On Grounds, solar panels have been installed on Clemmons Library, Skipwith Hall, Ruffner Hall, and the UVA Bookstore, all within the past year and a half.  The 126 kW solar PV array (324 panels) on Clemmons Library was dedicated by Governor McAuliffe in April and is estimated to provide up to 15% of the building’s electricity use.  The 15 kW solar PV project on the newly-constructed Skipwith Hall building is paired with a green roof.  Additionally, the 450 kW of solar panels in operation atop Ruffner Hall and the UVA Bookstore feed directly into the electric grid as part of Dominion’s Solar Partnership Program.

UVA’s recently released Greenhouse Gas Action Plan outlines a strategy to achieve the greenhouse gas reduction goal endorsed by the BOV (a 25% reduction below 2009 levels by 2025), which will also help the University achieve its nitrogen reduction goal.  As of 2016, UVA has reduced emissions by 11%, despite significant growth.   In addition to the current renewable energy installations, the plan includes pursuing at least one additional utility-scale project, if not more, as well as expanding the amount of solar power on UVA’s existing and new rooftops, to help meet these targets.  If achieved, renewable energy could account for up to 30% of the total emissions that UVA has committed to reduce by 2025.

Aerial Photo of Clemmons Library Solar Project – photo by Sun Tribe Solar

In addition to energy generation, UVA is focused on energy efficiency and reducing energy consumption across UVA’s building portfolio.  Projects are being identified and implemented in the areas of district energy plant improvements,  individual building optimization, systematic technology deployment (i.e. LED lighting), and strategies to increase awareness on how individuals can help reduce energy use.
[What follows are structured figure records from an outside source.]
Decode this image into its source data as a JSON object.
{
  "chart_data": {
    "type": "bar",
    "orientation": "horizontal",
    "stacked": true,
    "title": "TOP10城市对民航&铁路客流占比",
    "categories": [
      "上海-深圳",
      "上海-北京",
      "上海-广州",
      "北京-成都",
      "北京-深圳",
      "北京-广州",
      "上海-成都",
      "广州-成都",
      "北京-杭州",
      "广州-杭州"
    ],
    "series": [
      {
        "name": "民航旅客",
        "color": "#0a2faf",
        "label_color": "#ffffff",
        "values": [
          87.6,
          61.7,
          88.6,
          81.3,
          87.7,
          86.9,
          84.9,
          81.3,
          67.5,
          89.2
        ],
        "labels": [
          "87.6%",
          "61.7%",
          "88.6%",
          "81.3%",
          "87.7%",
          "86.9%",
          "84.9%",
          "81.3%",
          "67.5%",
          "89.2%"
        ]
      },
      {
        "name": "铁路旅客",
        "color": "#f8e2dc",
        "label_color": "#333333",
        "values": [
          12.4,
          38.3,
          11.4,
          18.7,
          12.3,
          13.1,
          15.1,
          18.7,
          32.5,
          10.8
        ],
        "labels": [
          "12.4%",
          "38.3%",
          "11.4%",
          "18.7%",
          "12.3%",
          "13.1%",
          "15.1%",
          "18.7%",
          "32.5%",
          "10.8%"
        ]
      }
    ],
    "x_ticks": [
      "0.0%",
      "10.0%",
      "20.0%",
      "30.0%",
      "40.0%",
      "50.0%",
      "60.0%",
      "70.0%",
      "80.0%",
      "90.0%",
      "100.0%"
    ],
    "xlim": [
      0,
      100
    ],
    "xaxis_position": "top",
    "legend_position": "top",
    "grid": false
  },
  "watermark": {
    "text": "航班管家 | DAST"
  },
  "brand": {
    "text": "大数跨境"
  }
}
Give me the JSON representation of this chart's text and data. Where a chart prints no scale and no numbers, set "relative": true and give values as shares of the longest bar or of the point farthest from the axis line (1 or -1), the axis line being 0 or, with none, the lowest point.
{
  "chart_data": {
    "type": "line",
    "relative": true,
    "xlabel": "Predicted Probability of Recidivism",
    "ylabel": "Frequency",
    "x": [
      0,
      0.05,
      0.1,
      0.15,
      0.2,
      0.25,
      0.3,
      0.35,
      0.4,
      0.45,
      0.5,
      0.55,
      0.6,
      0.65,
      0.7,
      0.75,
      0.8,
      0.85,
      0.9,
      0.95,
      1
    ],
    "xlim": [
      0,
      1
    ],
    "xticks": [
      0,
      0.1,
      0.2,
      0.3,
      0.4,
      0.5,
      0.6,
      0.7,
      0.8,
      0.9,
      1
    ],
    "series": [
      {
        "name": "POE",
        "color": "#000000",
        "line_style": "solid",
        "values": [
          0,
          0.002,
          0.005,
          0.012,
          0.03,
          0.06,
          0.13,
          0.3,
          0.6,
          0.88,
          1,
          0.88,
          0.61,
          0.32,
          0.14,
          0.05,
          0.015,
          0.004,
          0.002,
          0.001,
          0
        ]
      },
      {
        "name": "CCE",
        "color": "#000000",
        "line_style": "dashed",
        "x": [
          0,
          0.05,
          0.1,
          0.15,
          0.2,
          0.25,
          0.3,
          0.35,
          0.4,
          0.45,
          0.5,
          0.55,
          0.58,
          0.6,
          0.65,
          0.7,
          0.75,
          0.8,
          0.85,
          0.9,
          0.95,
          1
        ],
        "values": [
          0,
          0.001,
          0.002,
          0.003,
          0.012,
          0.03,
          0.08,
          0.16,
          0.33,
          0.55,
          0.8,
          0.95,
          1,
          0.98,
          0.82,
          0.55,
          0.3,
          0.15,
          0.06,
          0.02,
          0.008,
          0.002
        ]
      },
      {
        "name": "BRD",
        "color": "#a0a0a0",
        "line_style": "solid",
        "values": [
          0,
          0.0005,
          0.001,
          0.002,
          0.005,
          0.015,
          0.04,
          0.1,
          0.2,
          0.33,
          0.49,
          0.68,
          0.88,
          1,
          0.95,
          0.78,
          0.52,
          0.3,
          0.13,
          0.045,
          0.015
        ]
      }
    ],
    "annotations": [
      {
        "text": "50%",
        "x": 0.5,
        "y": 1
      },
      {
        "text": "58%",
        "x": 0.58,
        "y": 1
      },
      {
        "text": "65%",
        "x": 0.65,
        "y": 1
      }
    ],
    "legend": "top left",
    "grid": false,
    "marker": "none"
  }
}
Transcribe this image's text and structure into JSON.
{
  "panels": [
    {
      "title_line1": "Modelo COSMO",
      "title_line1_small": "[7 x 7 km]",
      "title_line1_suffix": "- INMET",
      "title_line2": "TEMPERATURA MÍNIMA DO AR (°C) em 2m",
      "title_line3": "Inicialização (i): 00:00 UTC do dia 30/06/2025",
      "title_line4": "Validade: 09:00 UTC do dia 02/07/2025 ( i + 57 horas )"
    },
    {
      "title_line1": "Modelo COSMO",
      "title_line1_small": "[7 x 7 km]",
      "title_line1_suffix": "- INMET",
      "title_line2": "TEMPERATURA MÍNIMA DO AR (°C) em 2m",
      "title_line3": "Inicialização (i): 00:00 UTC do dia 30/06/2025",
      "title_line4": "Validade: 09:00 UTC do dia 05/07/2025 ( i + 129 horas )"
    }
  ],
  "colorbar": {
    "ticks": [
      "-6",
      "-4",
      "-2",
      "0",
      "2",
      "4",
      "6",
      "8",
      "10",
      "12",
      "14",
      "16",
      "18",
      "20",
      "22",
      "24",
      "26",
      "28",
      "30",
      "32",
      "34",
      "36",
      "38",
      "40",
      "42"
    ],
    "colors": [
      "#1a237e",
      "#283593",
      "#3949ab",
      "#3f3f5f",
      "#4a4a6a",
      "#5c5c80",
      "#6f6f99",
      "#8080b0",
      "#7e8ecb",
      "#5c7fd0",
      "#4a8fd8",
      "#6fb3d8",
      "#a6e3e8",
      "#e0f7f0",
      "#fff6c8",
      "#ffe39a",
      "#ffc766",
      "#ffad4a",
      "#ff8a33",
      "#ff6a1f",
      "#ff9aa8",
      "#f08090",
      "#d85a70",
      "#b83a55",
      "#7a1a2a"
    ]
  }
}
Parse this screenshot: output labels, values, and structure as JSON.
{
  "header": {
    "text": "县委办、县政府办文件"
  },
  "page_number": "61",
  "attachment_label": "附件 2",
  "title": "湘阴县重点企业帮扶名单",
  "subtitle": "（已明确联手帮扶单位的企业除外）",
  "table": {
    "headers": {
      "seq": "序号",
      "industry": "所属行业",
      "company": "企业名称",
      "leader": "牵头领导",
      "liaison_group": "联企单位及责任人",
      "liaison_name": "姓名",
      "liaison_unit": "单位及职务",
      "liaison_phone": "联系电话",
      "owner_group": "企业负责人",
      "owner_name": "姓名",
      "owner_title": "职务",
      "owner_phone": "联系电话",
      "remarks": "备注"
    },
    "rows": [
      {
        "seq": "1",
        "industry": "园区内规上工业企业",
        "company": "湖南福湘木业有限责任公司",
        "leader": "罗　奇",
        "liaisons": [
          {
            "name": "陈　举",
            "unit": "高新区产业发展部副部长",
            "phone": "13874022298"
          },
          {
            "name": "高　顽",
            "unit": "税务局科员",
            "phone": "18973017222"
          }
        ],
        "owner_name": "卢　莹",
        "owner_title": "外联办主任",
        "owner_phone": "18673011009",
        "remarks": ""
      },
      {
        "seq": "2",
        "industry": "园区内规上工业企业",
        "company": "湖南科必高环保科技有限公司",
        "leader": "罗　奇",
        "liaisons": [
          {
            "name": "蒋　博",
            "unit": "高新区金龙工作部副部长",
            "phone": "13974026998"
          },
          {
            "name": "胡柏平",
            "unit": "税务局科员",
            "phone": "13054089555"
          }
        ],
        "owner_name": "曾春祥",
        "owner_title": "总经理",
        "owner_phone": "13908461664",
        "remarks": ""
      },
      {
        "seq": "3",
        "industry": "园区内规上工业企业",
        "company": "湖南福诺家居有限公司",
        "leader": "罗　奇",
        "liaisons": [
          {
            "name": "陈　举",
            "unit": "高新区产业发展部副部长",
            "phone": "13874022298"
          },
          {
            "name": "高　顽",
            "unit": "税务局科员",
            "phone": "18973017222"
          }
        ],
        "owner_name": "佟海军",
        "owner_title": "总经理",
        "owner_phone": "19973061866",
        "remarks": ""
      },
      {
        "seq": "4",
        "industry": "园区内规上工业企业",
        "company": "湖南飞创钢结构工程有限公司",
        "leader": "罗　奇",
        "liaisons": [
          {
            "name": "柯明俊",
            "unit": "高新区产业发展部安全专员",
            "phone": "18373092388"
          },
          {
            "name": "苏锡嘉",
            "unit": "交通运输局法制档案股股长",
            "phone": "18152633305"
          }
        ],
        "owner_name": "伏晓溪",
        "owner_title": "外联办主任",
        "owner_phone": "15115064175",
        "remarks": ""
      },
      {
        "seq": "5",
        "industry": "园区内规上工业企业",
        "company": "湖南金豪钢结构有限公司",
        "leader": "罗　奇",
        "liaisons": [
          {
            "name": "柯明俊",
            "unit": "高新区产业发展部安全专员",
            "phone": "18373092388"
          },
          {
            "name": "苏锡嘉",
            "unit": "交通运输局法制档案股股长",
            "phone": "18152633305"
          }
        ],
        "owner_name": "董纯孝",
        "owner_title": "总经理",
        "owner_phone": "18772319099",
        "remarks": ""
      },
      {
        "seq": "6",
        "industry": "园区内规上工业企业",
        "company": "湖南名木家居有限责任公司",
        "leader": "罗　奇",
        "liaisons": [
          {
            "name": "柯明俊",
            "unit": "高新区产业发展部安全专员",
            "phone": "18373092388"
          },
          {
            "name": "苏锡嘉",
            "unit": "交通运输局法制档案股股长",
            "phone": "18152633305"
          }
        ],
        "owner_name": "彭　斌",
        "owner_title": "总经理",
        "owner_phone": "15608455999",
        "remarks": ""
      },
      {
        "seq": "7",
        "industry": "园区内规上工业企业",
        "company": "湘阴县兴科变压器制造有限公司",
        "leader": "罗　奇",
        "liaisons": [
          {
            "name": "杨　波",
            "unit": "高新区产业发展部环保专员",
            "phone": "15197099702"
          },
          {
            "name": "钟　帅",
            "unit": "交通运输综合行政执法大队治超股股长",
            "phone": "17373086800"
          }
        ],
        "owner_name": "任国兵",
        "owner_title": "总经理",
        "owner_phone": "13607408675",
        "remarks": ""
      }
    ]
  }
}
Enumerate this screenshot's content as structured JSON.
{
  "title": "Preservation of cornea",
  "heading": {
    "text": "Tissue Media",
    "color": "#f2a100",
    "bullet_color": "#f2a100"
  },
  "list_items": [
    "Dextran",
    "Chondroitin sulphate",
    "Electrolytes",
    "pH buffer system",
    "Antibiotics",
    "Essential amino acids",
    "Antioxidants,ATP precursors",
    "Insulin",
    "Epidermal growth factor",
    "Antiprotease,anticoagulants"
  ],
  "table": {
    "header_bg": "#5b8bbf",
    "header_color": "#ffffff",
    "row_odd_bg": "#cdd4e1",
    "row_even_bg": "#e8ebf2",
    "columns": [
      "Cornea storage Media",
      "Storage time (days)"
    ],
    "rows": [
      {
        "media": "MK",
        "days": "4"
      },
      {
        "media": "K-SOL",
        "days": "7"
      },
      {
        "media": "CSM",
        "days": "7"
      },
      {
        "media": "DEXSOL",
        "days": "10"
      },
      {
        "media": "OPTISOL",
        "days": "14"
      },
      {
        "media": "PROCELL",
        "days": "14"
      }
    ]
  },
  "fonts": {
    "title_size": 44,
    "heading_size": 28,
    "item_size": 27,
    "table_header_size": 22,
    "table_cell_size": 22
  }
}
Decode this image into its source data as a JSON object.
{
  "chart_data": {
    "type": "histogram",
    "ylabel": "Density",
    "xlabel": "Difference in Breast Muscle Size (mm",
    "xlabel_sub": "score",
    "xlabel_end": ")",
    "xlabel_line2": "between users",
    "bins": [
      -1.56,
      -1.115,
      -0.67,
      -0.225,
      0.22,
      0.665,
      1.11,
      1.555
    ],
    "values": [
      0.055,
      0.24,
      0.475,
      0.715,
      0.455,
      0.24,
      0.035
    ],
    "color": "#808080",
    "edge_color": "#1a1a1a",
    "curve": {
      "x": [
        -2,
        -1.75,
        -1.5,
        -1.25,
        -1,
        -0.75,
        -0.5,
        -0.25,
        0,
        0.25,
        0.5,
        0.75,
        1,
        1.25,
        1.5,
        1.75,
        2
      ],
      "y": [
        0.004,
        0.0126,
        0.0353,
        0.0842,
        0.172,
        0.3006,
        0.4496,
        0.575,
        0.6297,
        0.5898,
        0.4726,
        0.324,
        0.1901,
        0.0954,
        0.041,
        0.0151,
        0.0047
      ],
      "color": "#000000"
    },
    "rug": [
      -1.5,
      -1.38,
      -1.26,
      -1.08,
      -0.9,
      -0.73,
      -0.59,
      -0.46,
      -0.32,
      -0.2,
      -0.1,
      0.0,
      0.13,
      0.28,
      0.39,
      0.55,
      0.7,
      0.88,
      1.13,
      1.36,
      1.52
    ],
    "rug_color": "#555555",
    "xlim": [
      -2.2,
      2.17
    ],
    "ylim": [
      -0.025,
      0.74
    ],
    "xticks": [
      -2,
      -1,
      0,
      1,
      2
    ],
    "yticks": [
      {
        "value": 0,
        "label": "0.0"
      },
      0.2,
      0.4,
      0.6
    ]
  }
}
The various intersections of operations, academics, research, and engagement are important as UVA develops these sustainability programs and initiatives.  “Using the Grounds as learning tool through collaboration between academic and operational units” is one of the 23 goals outlined in UVA’s Sustainability Plan.  For example, an on-Grounds solar roadmap is being developed via collaboration across the Committee on Sustainability, the Office for Sustainability, Facilities Management, and a group of students in the School of Engineering and Applied Science’s Introduction to Green Engineering class, to identify and prioritize the best opportunities on Grounds. The roadmap evaluates over 550 roofs at UVA for solar potential, age of roof, visibility, and other criteria.  Additionally, metered data from the solar panels, available via a soon to be released Solar Tracker website, will provide students and researchers with on-Grounds experiential learning opportunities.